When you’re swimming for your health, you don’t want to get sick because of poor pool hygiene. It’s just good common sense to practice the best steps for staying safe when you’re in the water. It’s no secret that pools that are improperly maintained can be a breeding ground for germs and bacteria.
So it’s up to all of us to do what we can to keep ourselves and others healthy when we swim in the same pool together. Here are some useful swimming hygiene tips from rva swim to keep everyone safe as pool season is on the horizon with the summer months approaching.
A properly cared for pool is the best way to prevent germs from spreading in the water. Not to mention having the right personnel on duty to make sure no one gets hurt or worse while they are swimming. Public pools can present some problems with so many users diving in at once.
Before you jump in consider taking a look at the pool’s most recent inspection results. That way you know the pool has been recently maintained and the water is clean. In addition you want to check that you can visibly identify the drain in the deep end of the water and that the covers are secure and in proper working order.
You may not be able to test the chlorine yourself but you might want to ask if someone on duty is aware of the water’s pH levels and chlorine concentration. There are certain standards that should be met at all times or you could be courting bacterial growth. The pH should be anywhere from 7.2 to 7.8 and chlorine concentration at a minimum of 3ppm.
Speaking of these chemicals that are employed in maintaining the safety of the water, be sure they’re not out in the open for anyone to get into or play around with, especially young children. These additives can cause severe injuries if handled without care.
Swimming in the Water
Anyone who currently has diarrhea or has had it over the previous two weeks must not get into the pool. This can present a serious health hazard for everyone else who gets in the water. The same goes for open wounds. Anyone who has a bleeding sore or wound should also remain out of the water unless the area is covered with a waterproof dressing of some kind.

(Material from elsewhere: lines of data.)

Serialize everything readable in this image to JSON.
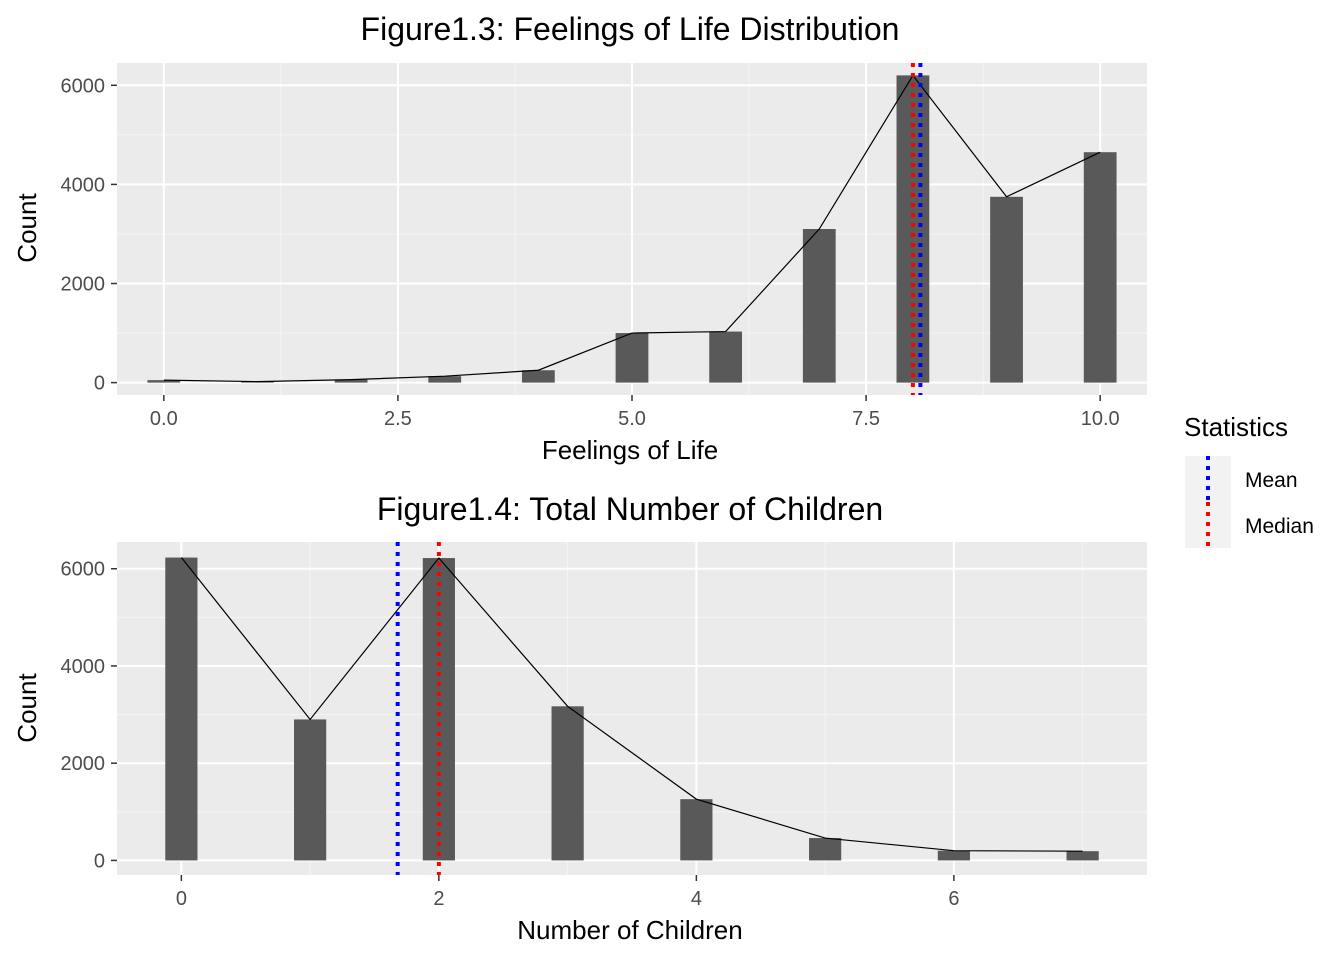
{
  "colors": {
    "panel_bg": "#ebebeb",
    "grid_major": "#ffffff",
    "bar": "#595959",
    "line": "#000000",
    "mean": "#0000ff",
    "median": "#ff0000"
  },
  "legend": {
    "title": "Statistics",
    "placement": "right",
    "items": [
      {
        "label": "Mean",
        "color": "#0000ff",
        "style": "dotted"
      },
      {
        "label": "Median",
        "color": "#ff0000",
        "style": "dotted"
      }
    ]
  },
  "chart_data": [
    {
      "type": "bar",
      "title": "Figure1.3: Feelings of Life Distribution",
      "xlabel": "Feelings of Life",
      "ylabel": "Count",
      "xlim": [
        -0.5,
        10.5
      ],
      "ylim": [
        -250,
        6450
      ],
      "xticks": [
        0,
        2.5,
        5,
        7.5,
        10
      ],
      "xtick_labels": [
        "0.0",
        "2.5",
        "5.0",
        "7.5",
        "10.0"
      ],
      "yticks": [
        0,
        2000,
        4000,
        6000
      ],
      "ytick_labels": [
        "0",
        "2000",
        "4000",
        "6000"
      ],
      "x": [
        0,
        1,
        2,
        3,
        4,
        5,
        6,
        7,
        8,
        9,
        10
      ],
      "values": [
        50,
        20,
        60,
        130,
        250,
        1000,
        1030,
        3100,
        6200,
        3750,
        4650
      ],
      "bar_width": 0.35,
      "line_overlay": true,
      "mean": 8.08,
      "median": 8,
      "grid": true
    },
    {
      "type": "bar",
      "title": "Figure1.4: Total Number of Children",
      "xlabel": "Number of Children",
      "ylabel": "Count",
      "xlim": [
        -0.5,
        7.5
      ],
      "ylim": [
        -300,
        6550
      ],
      "xticks": [
        0,
        2,
        4,
        6
      ],
      "xtick_labels": [
        "0",
        "2",
        "4",
        "6"
      ],
      "yticks": [
        0,
        2000,
        4000,
        6000
      ],
      "ytick_labels": [
        "0",
        "2000",
        "4000",
        "6000"
      ],
      "x": [
        0,
        1,
        2,
        3,
        4,
        5,
        6,
        7
      ],
      "values": [
        6230,
        2900,
        6220,
        3170,
        1260,
        460,
        200,
        190
      ],
      "bar_width": 0.25,
      "line_overlay": true,
      "mean": 1.68,
      "median": 2,
      "grid": true
    }
  ]
}
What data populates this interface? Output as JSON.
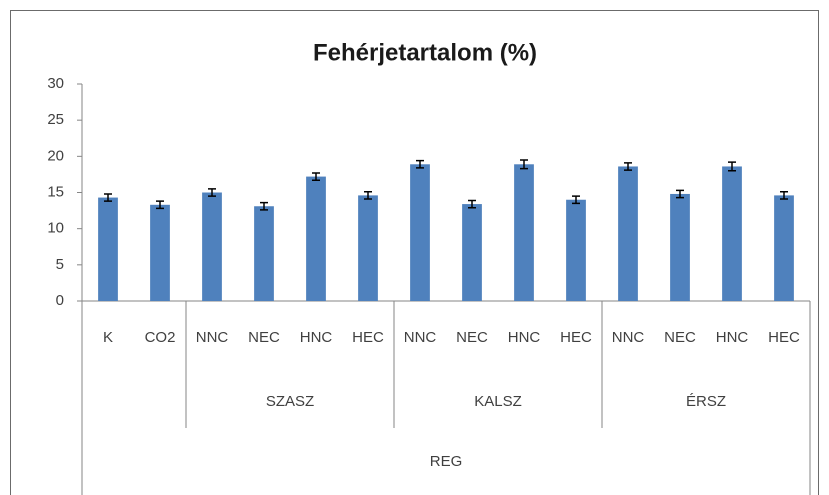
{
  "chart_data": {
    "type": "bar",
    "title": "Fehérjetartalom (%)",
    "categories": [
      "K",
      "CO2",
      "NNC",
      "NEC",
      "HNC",
      "HEC",
      "NNC",
      "NEC",
      "HNC",
      "HEC",
      "NNC",
      "NEC",
      "HNC",
      "HEC"
    ],
    "values": [
      14.3,
      13.3,
      15.0,
      13.1,
      17.2,
      14.6,
      18.9,
      13.4,
      18.9,
      14.0,
      18.6,
      14.8,
      18.6,
      14.6
    ],
    "errors": [
      0.5,
      0.5,
      0.5,
      0.5,
      0.5,
      0.5,
      0.5,
      0.5,
      0.6,
      0.5,
      0.5,
      0.5,
      0.6,
      0.5
    ],
    "groups": [
      {
        "label": "SZASZ",
        "from": 2,
        "to": 5
      },
      {
        "label": "KALSZ",
        "from": 6,
        "to": 9
      },
      {
        "label": "ÉRSZ",
        "from": 10,
        "to": 13
      }
    ],
    "outer_group": "REG",
    "color": "#4f81bd",
    "ylim": [
      0,
      30
    ],
    "yticks": [
      0,
      5,
      10,
      15,
      20,
      25,
      30
    ],
    "grid": false
  }
}
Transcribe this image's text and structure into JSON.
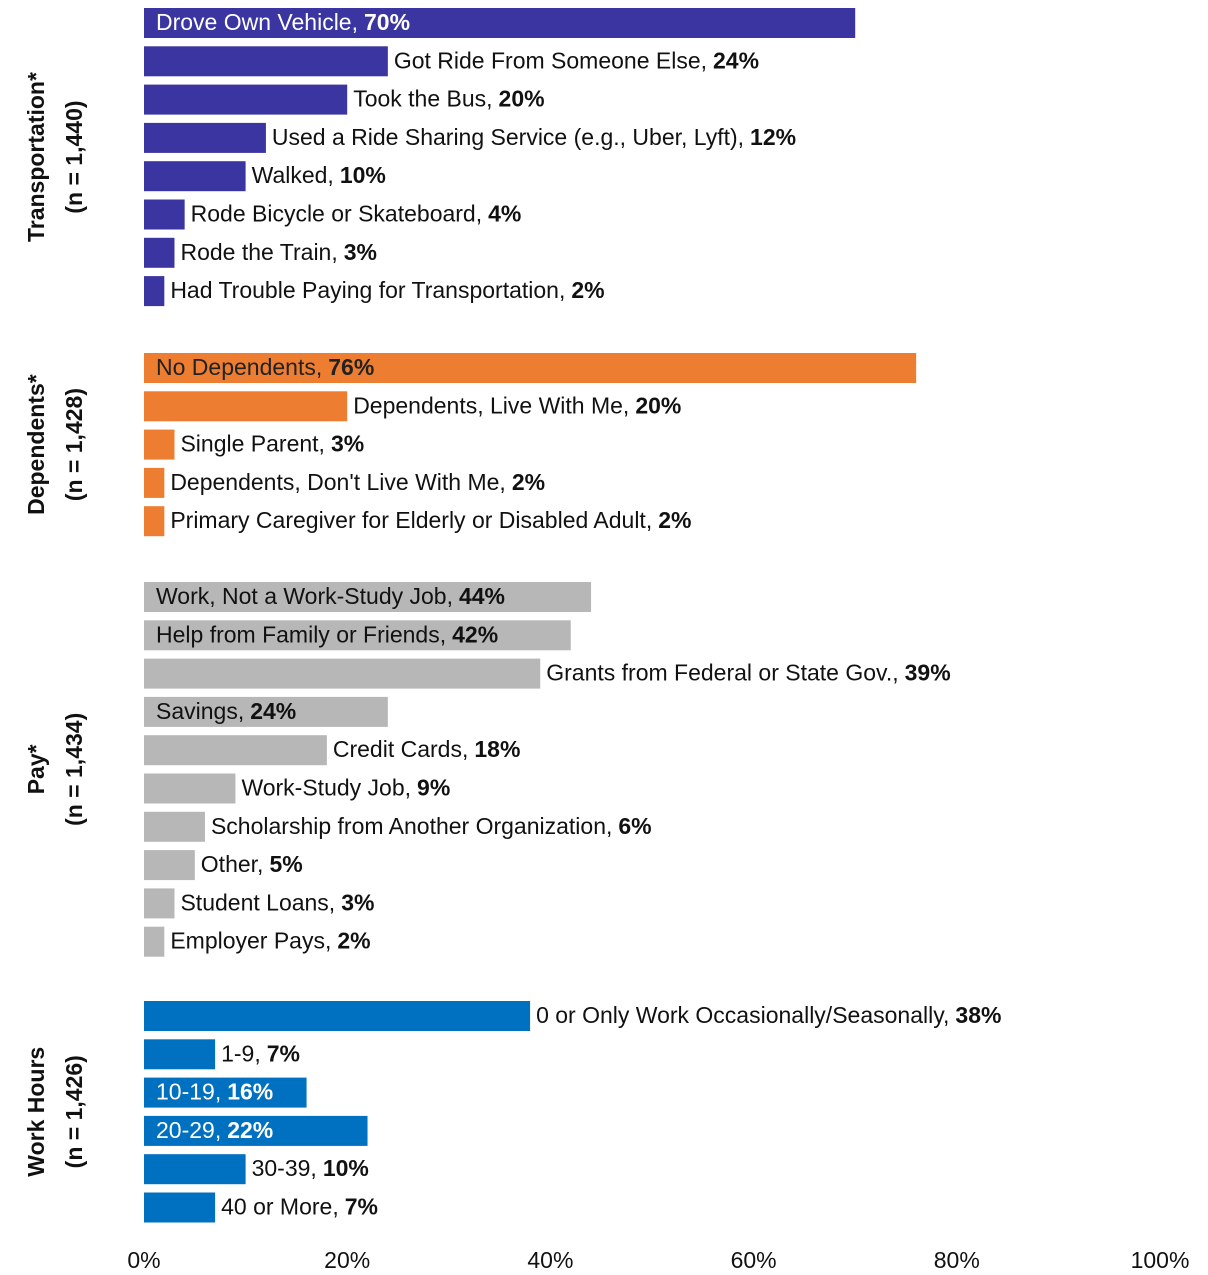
{
  "chart_data": {
    "type": "bar",
    "orientation": "horizontal",
    "xlim": [
      0,
      100
    ],
    "xticks": [
      {
        "value": 0,
        "label": "0%"
      },
      {
        "value": 20,
        "label": "20%"
      },
      {
        "value": 40,
        "label": "40%"
      },
      {
        "value": 60,
        "label": "60%"
      },
      {
        "value": 80,
        "label": "80%"
      },
      {
        "value": 100,
        "label": "100%"
      }
    ],
    "panels": [
      {
        "title": "Transportation*",
        "subtitle": "(n = 1,440)",
        "color": "#3a35a0",
        "inside_label_color": "#ffffff",
        "categories": [
          "Drove Own Vehicle,",
          "Got Ride From Someone Else,",
          "Took the Bus,",
          "Used a Ride Sharing Service (e.g., Uber, Lyft),",
          "Walked,",
          "Rode Bicycle or Skateboard,",
          "Rode the Train,",
          "Had Trouble Paying for Transportation,"
        ],
        "values": [
          70,
          24,
          20,
          12,
          10,
          4,
          3,
          2
        ],
        "value_labels": [
          "70%",
          "24%",
          "20%",
          "12%",
          "10%",
          "4%",
          "3%",
          "2%"
        ]
      },
      {
        "title": "Dependents*",
        "subtitle": "(n = 1,428)",
        "color": "#ed7d31",
        "inside_label_color": "#222222",
        "categories": [
          "No Dependents,",
          "Dependents, Live With Me,",
          "Single Parent,",
          "Dependents, Don't Live With Me,",
          "Primary Caregiver for Elderly or Disabled Adult,"
        ],
        "values": [
          76,
          20,
          3,
          2,
          2
        ],
        "value_labels": [
          "76%",
          "20%",
          "3%",
          "2%",
          "2%"
        ]
      },
      {
        "title": "Pay*",
        "subtitle": "(n = 1,434)",
        "color": "#b7b7b7",
        "inside_label_color": "#111111",
        "categories": [
          "Work, Not a Work-Study Job,",
          "Help from Family or Friends,",
          "Grants from Federal or State Gov.,",
          "Savings,",
          "Credit Cards,",
          "Work-Study Job,",
          "Scholarship from Another Organization,",
          "Other,",
          "Student Loans,",
          "Employer Pays,"
        ],
        "values": [
          44,
          42,
          39,
          24,
          18,
          9,
          6,
          5,
          3,
          2
        ],
        "value_labels": [
          "44%",
          "42%",
          "39%",
          "24%",
          "18%",
          "9%",
          "6%",
          "5%",
          "3%",
          "2%"
        ]
      },
      {
        "title": "Work Hours",
        "subtitle": "(n = 1,426)",
        "color": "#0070c0",
        "inside_label_color": "#ffffff",
        "categories": [
          "0 or Only Work Occasionally/Seasonally,",
          "1-9,",
          "10-19,",
          "20-29,",
          "30-39,",
          "40 or More,"
        ],
        "values": [
          38,
          7,
          16,
          22,
          10,
          7
        ],
        "value_labels": [
          "38%",
          "7%",
          "16%",
          "22%",
          "10%",
          "7%"
        ]
      }
    ]
  }
}
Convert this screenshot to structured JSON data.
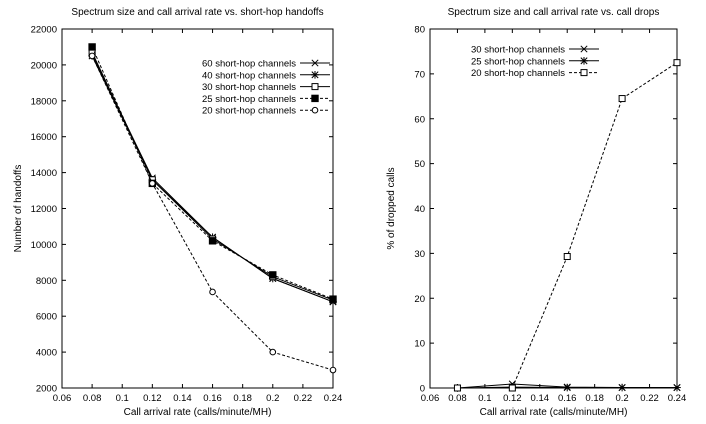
{
  "chart_data": [
    {
      "type": "line",
      "title": "Spectrum size and call arrival rate vs. short-hop handoffs",
      "xlabel": "Call arrival rate (calls/minute/MH)",
      "ylabel": "Number of handoffs",
      "xlim": [
        0.06,
        0.24
      ],
      "ylim": [
        2000,
        22000
      ],
      "xticks": [
        0.06,
        0.08,
        0.1,
        0.12,
        0.14,
        0.16,
        0.18,
        0.2,
        0.22,
        0.24
      ],
      "xtick_labels": [
        "0.06",
        "0.08",
        "0.1",
        "0.12",
        "0.14",
        "0.16",
        "0.18",
        "0.2",
        "0.22",
        "0.24"
      ],
      "yticks": [
        2000,
        4000,
        6000,
        8000,
        10000,
        12000,
        14000,
        16000,
        18000,
        20000,
        22000
      ],
      "ytick_labels": [
        "2000",
        "4000",
        "6000",
        "8000",
        "10000",
        "12000",
        "14000",
        "16000",
        "18000",
        "20000",
        "22000"
      ],
      "grid": false,
      "legend_position": "top-right",
      "x": [
        0.08,
        0.12,
        0.16,
        0.2,
        0.24
      ],
      "series": [
        {
          "name": "60 short-hop channels",
          "values": [
            20600,
            13700,
            10400,
            8100,
            6800
          ],
          "marker": "x",
          "dash": "solid"
        },
        {
          "name": "40 short-hop channels",
          "values": [
            20500,
            13600,
            10400,
            8100,
            6800
          ],
          "marker": "star",
          "dash": "solid"
        },
        {
          "name": "30 short-hop channels",
          "values": [
            20700,
            13600,
            10300,
            8200,
            6900
          ],
          "marker": "square-open",
          "dash": "solid"
        },
        {
          "name": "25 short-hop channels",
          "values": [
            21000,
            13400,
            10200,
            8300,
            6950
          ],
          "marker": "square-filled",
          "dash": "dashed"
        },
        {
          "name": "20 short-hop channels",
          "values": [
            20500,
            13400,
            7350,
            4000,
            3000
          ],
          "marker": "circle-open",
          "dash": "dashed"
        }
      ]
    },
    {
      "type": "line",
      "title": "Spectrum size and call arrival rate vs. call drops",
      "xlabel": "Call arrival rate (calls/minute/MH)",
      "ylabel": "% of dropped calls",
      "xlim": [
        0.06,
        0.24
      ],
      "ylim": [
        0,
        80
      ],
      "xticks": [
        0.06,
        0.08,
        0.1,
        0.12,
        0.14,
        0.16,
        0.18,
        0.2,
        0.22,
        0.24
      ],
      "xtick_labels": [
        "0.06",
        "0.08",
        "0.1",
        "0.12",
        "0.14",
        "0.16",
        "0.18",
        "0.2",
        "0.22",
        "0.24"
      ],
      "yticks": [
        0,
        10,
        20,
        30,
        40,
        50,
        60,
        70,
        80
      ],
      "ytick_labels": [
        "0",
        "10",
        "20",
        "30",
        "40",
        "50",
        "60",
        "70",
        "80"
      ],
      "grid": false,
      "legend_position": "top-left",
      "x": [
        0.08,
        0.12,
        0.16,
        0.2,
        0.24
      ],
      "series": [
        {
          "name": "30 short-hop channels",
          "values": [
            0,
            0.9,
            0.2,
            0.1,
            0.1
          ],
          "marker": "x",
          "dash": "solid"
        },
        {
          "name": "25 short-hop channels",
          "values": [
            0,
            0.2,
            0.1,
            0.1,
            0.1
          ],
          "marker": "star",
          "dash": "solid"
        },
        {
          "name": "20 short-hop channels",
          "values": [
            0,
            0,
            29.3,
            64.5,
            72.5
          ],
          "marker": "square-open",
          "dash": "dashed"
        }
      ]
    }
  ]
}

Bodily fluids are a big no-no in a public pool so you must also refrain from peeing in the water. That should go without saying, of course. Adults should also tell their children not to do this and if they need to go to the bathroom, they should ask a parent to help them.
Those who plan to get into the pool should also rinse off in a shower prior to entering. This is an ideal way of removing things like sweat and dirt from the body, neither of which should be getting into the pool with you. These can also pose significant health risks to those who are swimming in the same water.